What is holding back Africa’s integration process?

Delegates follow a presentation during the conference in Kigali yesterday. Sam Ngendahimana.

The idea of countries working together under regional economic groupings to achieve real economic development, stability and unity, and growth, might be at stake as some countries move to protect their solo interests.

This was observed yesterday during a roundtable debate on regional integration at the University of Kigali.

Matters are not helped by cases whereby some countries are moving to protect their own interests, participants said.

A case in point, the United Kingdom is in the process of leaving European Union, U.S. leaders are promoting the “America First” agenda, and a few others think that regional economic groupings are not working.

In Africa, though, more than ever, the momentum to achieve regional integration is slowly taking shape, experts said.

Moses Onyango, a Kenyan expert in international relations, observed that while there is improvement in regional integration across the continent, Africa still has a long way to go to get tangible benefits from the process.

“If you look at the level of integration in African countries in comparison with other regions, for example, the European Union, you find that the African integration process is still facing major challenges,” he said.

According to him, the issue of financing is what is still limiting the progress of integration in Africa.

“Most of the challenges come about because of the member countries’ failure to contribute towards the advancement of the things that they agree on. This is the same problem that East African Community is facing,” he noted.

Onyango indicated that for integration to work there has to be shared values, and that these values require financial support from member countries to be realised.

“If you look at the membership of the East African Community now, they do have shared values. But these values need implementation. A body like EU has a big financial backup from Germany, and France,” he said.

In his view, the ability for countries to contribute financially to the realisation of regional agendas – also known as the hegemonic stability – is lacking in Africa.

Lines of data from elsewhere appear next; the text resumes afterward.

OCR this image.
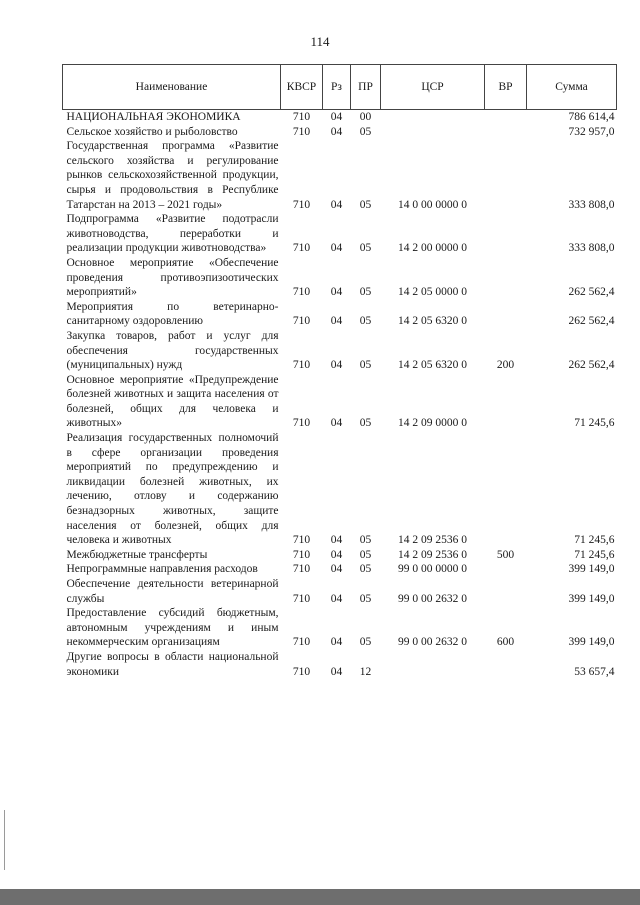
114
Наименование	КВСР	Рз	ПР	ЦСР	ВР	Сумма
НАЦИОНАЛЬНАЯ ЭКОНОМИКА	710	04	00			786 614,4
Сельское хозяйство и рыболовство	710	04	05			732 957,0
Государственная программа «Развитие сельского хозяйства и регулирование рынков сельскохозяйственной продукции, сырья и продовольствия в Республике Татарстан на 2013 – 2021 годы»	710	04	05	14 0 00 0000 0		333 808,0
Подпрограмма «Развитие подотрасли животноводства, переработки и реализации продукции животноводства»	710	04	05	14 2 00 0000 0		333 808,0
Основное мероприятие «Обеспечение проведения противоэпизоотических мероприятий»	710	04	05	14 2 05 0000 0		262 562,4
Мероприятия по ветеринарно-санитарному оздоровлению	710	04	05	14 2 05 6320 0		262 562,4
Закупка товаров, работ и услуг для обеспечения государственных (муниципальных) нужд	710	04	05	14 2 05 6320 0	200	262 562,4
Основное мероприятие «Предупреждение болезней животных и защита населения от болезней, общих для человека и животных»	710	04	05	14 2 09 0000 0		71 245,6
Реализация государственных полномочий в сфере организации проведения мероприятий по предупреждению и ликвидации болезней животных, их лечению, отлову и содержанию безнадзорных животных, защите населения от болезней, общих для человека и животных	710	04	05	14 2 09 2536 0		71 245,6
Межбюджетные трансферты	710	04	05	14 2 09 2536 0	500	71 245,6
Непрограммные направления расходов	710	04	05	99 0 00 0000 0		399 149,0
Обеспечение деятельности ветеринарной службы	710	04	05	99 0 00 2632 0		399 149,0
Предоставление субсидий бюджетным, автономным учреждениям и иным некоммерческим организациям	710	04	05	99 0 00 2632 0	600	399 149,0
Другие вопросы в области национальной экономики	710	04	12			53 657,4
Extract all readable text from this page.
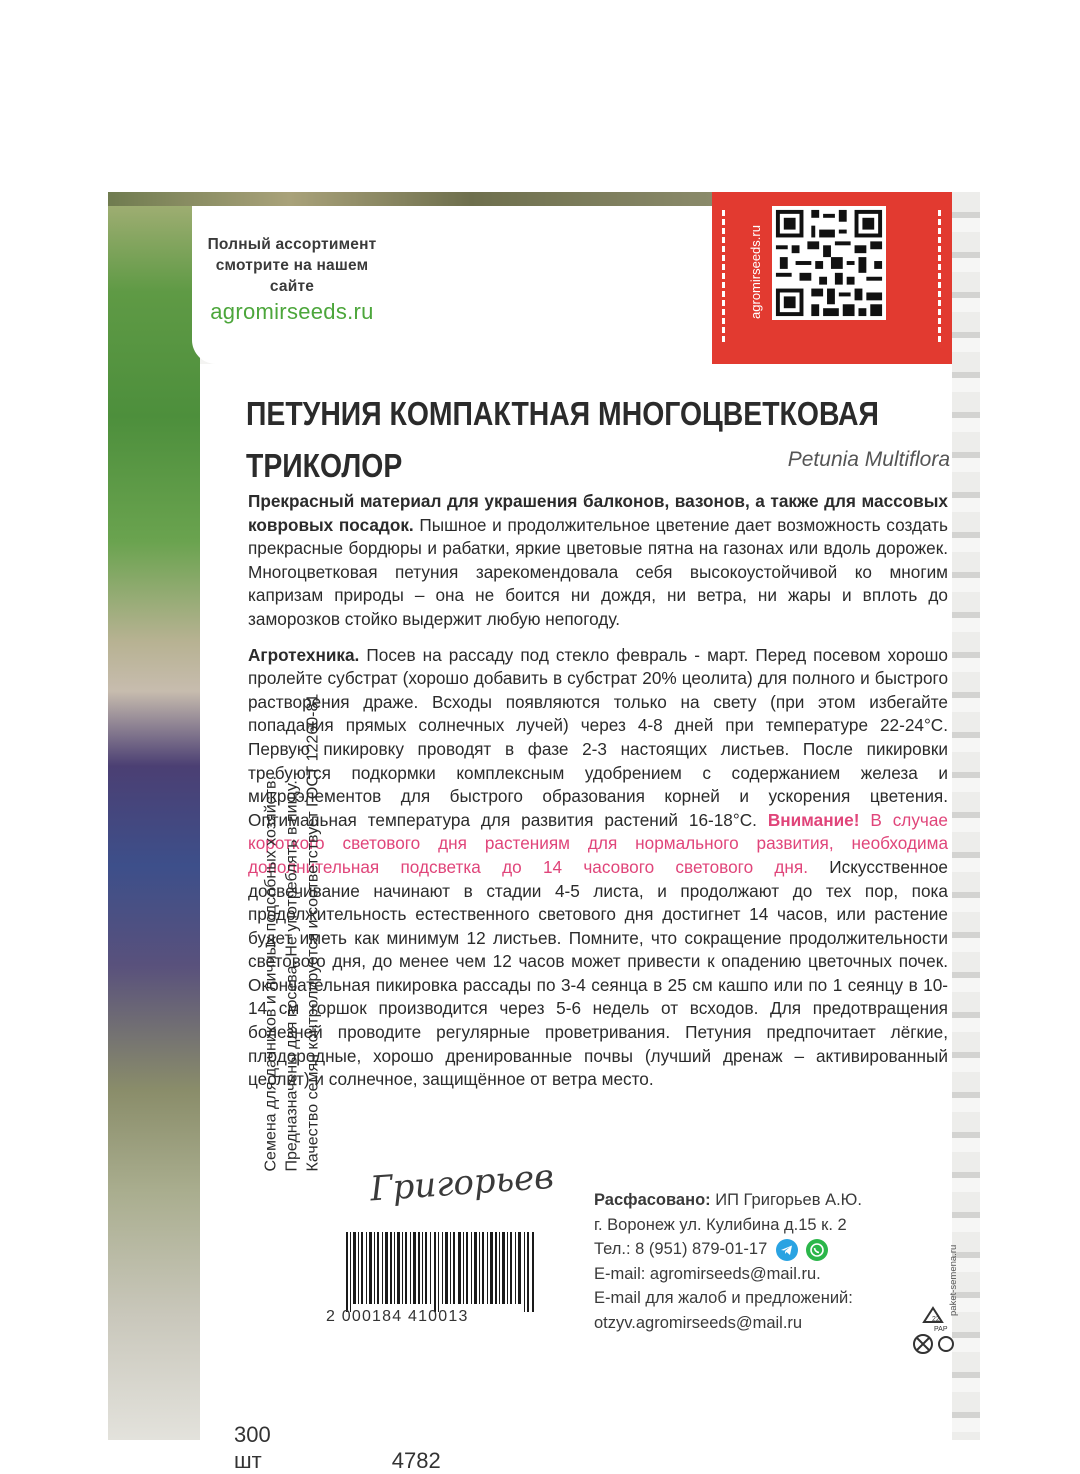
agromirseeds.ru
Полный ассортимент
смотрите на нашем сайте
agromirseeds.ru
ПЕТУНИЯ КОМПАКТНАЯ МНОГОЦВЕТКОВАЯ
ТРИКОЛОР	Petunia Multiflora

Прекрасный материал для украшения балконов, вазонов, а также для массовых ковровых посадок. Пышное и продолжительное цветение дает возможность создать прекрасные бордюры и рабатки, яркие цветовые пятна на газонах или вдоль дорожек. Многоцветковая петуния зарекомендовала себя высокоустойчивой ко многим капризам природы – она не боится ни дождя, ни ветра, ни жары и вплоть до заморозков стойко выдержит любую непогоду.

Агротехника. Посев на рассаду под стекло февраль - март. Перед посевом хорошо пролейте субстрат (хорошо добавить в субстрат 20% цеолита) для полного и быстрого растворения драже. Всходы появляются только на свету (при этом избегайте попадания прямых солнечных лучей) через 4-8 дней при температуре 22-24°С. Первую пикировку проводят в фазе 2-3 настоящих листьев. После пикировки требуются подкормки комплексным удобрением с содержанием железа и микроэлементов для быстрого образования корней и ускорения цветения. Оптимальная температура для развития растений 16-18°С. Внимание! В случае короткого светового дня растениям для нормального развития, необходима дополнительная подсветка до 14 часового светового дня. Искусственное досвечивание начинают в стадии 4-5 листа, и продолжают до тех пор, пока продолжительность естественного светового дня достигнет 14 часов, или растение будет иметь как минимум 12 листьев. Помните, что сокращение продолжительности светового дня, до менее чем 12 часов может привести к опадению цветочных почек. Окончательная пикировка рассады по 3-4 сеянца в 25 см кашпо или по 1 сеянцу в 10-14 см горшок производится через 5-6 недель от всходов. Для предотвращения болезней проводите регулярные проветривания. Петуния предпочитает лёгкие, плодородные, хорошо дренированные почвы (лучший дренаж – активированный цеолит) и солнечное, защищённое от ветра место.

Семена для дачников и личных подсобных хозяйств. Предназначены для посева. Не употреблять в пищу. Качество семян контролируется и соответствует ГОСТ 12260-81
Григорьев
2 000184 410013
Расфасовано: ИП Григорьев А.Ю.
г. Воронеж ул. Кулибина д.15 к. 2
Тел.: 8 (951) 879-01-17
E-mail: agromirseeds@mail.ru.
E-mail для жалоб и предложений:
otzyv.agromirseeds@mail.ru	22
PAP
paket-semena.ru
300 шт	4782
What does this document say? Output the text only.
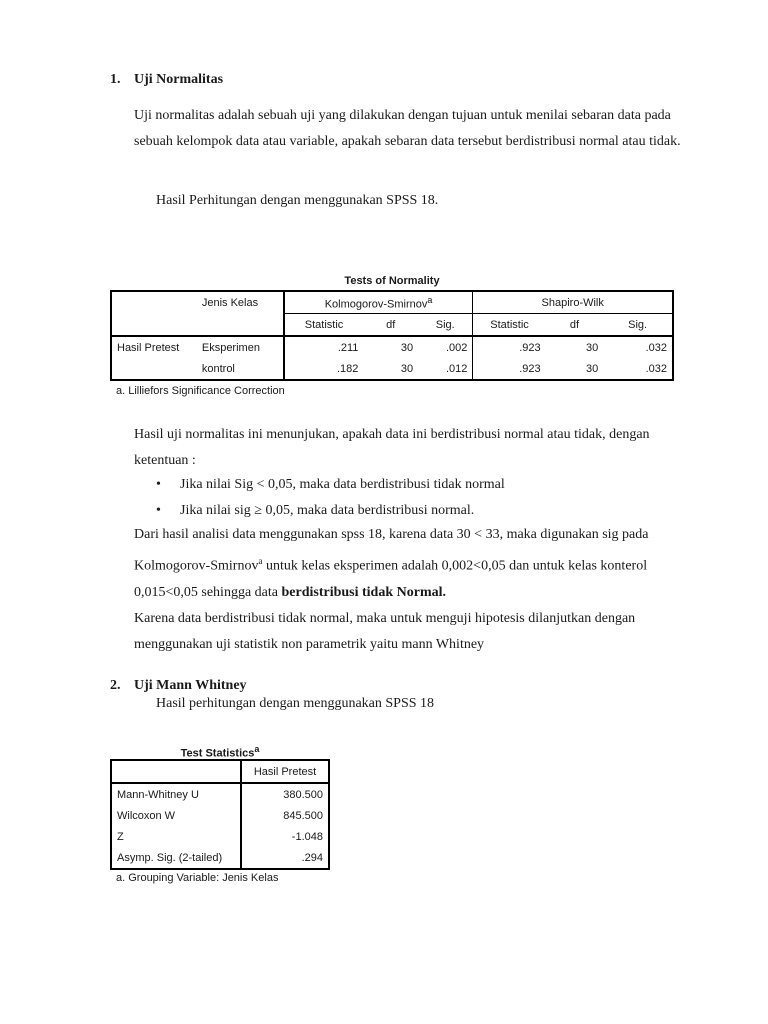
1. Uji Normalitas
Uji normalitas adalah sebuah uji yang dilakukan dengan tujuan untuk menilai sebaran data pada sebuah kelompok data atau variable, apakah sebaran data tersebut berdistribusi normal atau tidak.
Hasil Perhitungan dengan menggunakan SPSS 18.
Tests of Normality
	Jenis Kelas	Kolmogorov-Smirnov$^a$			Shapiro-Wilk		
		Statistic	df	Sig.	Statistic	df	Sig.
Hasil Pretest	Eksperimen	.211	30	.002	.923	30	.032
	kontrol	.182	30	.012	.923	30	.032
a. Lilliefors Significance Correction
Hasil uji normalitas ini menunjukan, apakah data ini berdistribusi normal atau tidak, dengan ketentuan :
• Jika nilai Sig < 0,05, maka data berdistribusi tidak normal
• Jika nilai sig ≥ 0,05, maka data berdistribusi normal.
Dari hasil analisi data menggunakan spss 18, karena data 30 < 33, maka digunakan sig pada Kolmogorov-Smirnov$^a$ untuk kelas eksperimen adalah 0,002<0,05 dan untuk kelas konterol 0,015<0,05 sehingga data berdistribusi tidak Normal.
Karena data berdistribusi tidak normal, maka untuk menguji hipotesis dilanjutkan dengan menggunakan uji statistik non parametrik yaitu mann Whitney
2. Uji Mann Whitney
Hasil perhitungan dengan menggunakan SPSS 18
Test Statistics$^a$
	Hasil Pretest
Mann-Whitney U	380.500
Wilcoxon W	845.500
Z	-1.048
Asymp. Sig. (2-tailed)	.294
a. Grouping Variable: Jenis Kelas
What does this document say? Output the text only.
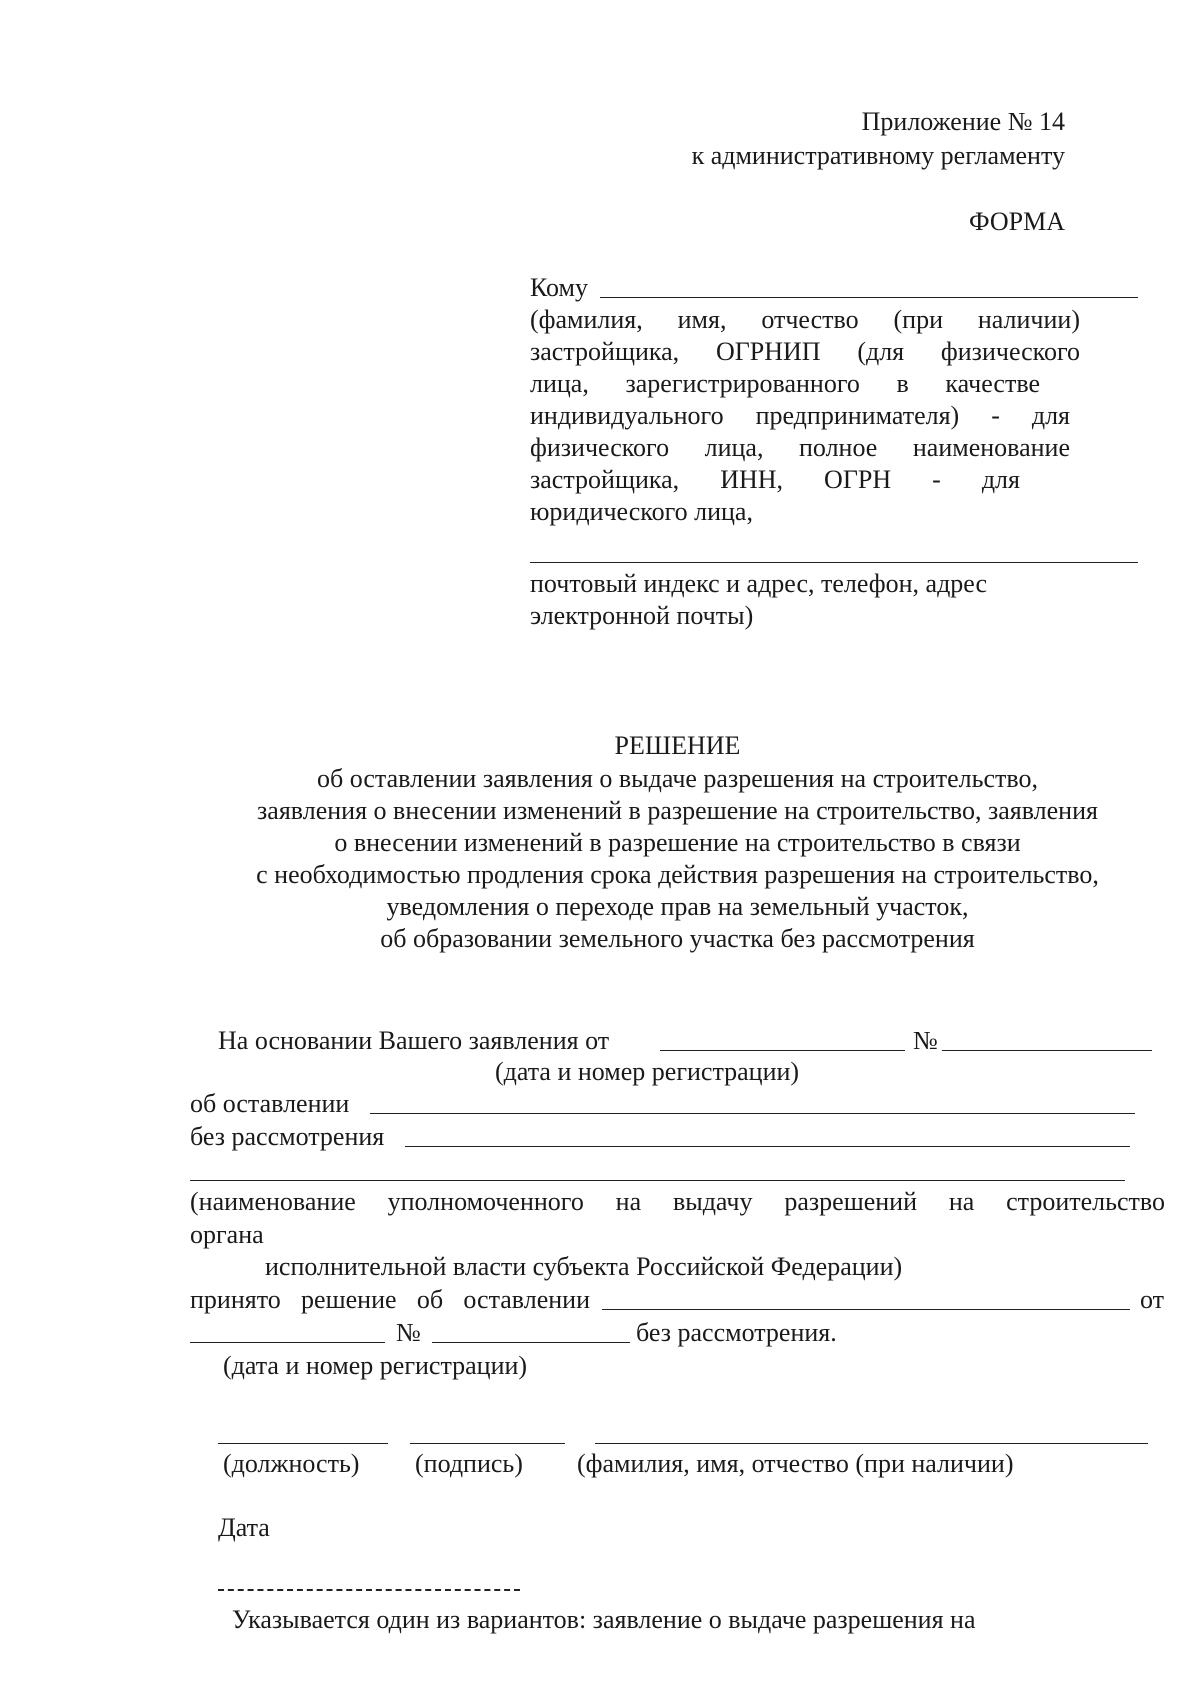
Приложение № 14
к административному регламенту
ФОРМА
Кому
(фамилия, имя, отчество (при наличии)
застройщика, ОГРНИП (для физического
лица, зарегистрированного в качестве
индивидуального предпринимателя) - для
физического лица, полное наименование
застройщика, ИНН, ОГРН - для
юридического лица,
почтовый индекс и адрес, телефон, адрес
электронной почты)
РЕШЕНИЕ
об оставлении заявления о выдаче разрешения на строительство,
заявления о внесении изменений в разрешение на строительство, заявления
о внесении изменений в разрешение на строительство в связи
с необходимостью продления срока действия разрешения на строительство,
уведомления о переходе прав на земельный участок,
об образовании земельного участка без рассмотрения
На основании Вашего заявления от	№
(дата и номер регистрации)
об оставлении
без рассмотрения
(наименование уполномоченного на выдачу разрешений на строительство
органа
исполнительной власти субъекта Российской Федерации)
принято решение об оставлении	от
№	без рассмотрения.
(дата и номер регистрации)
(должность) (подпись) (фамилия, имя, отчество (при наличии)
Дата
Указывается один из вариантов: заявление о выдаче разрешения на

Currently, Africa has a number of regional economic communities, including the East African Community (EAC), Southern African Development Community (SADC), Economic Community of West African States (ECOWAS), the Arab Maghreb Union, the Intergovernmental Authority on Development (IGAD), just to mention a few.

But most of these blocs, experts believe, have not facilitated the true integration of African countries.

For Nicola Bellomo, the EU Ambassador to Rwanda, regional integration is a dynamic process that requires political will and understanding at the grassroots level.

“I think what is really needed is to put forward the political will, but also more importantly, engage people more in the whole process. I am afraid citizens might not be familiar with the African Union as an institution,” he said.

The continent has been criticised for having many regional economic groupings. Onyango argues that African Union can be used as an umbrella under which regional economic groupings can support economic integration process.

This is one of the elements of the ongoing AU reforms process.

Philbert Africa, the co-Founder of University of Kigali, highlighted that academic institutions can play a big role in promoting the idea of integration.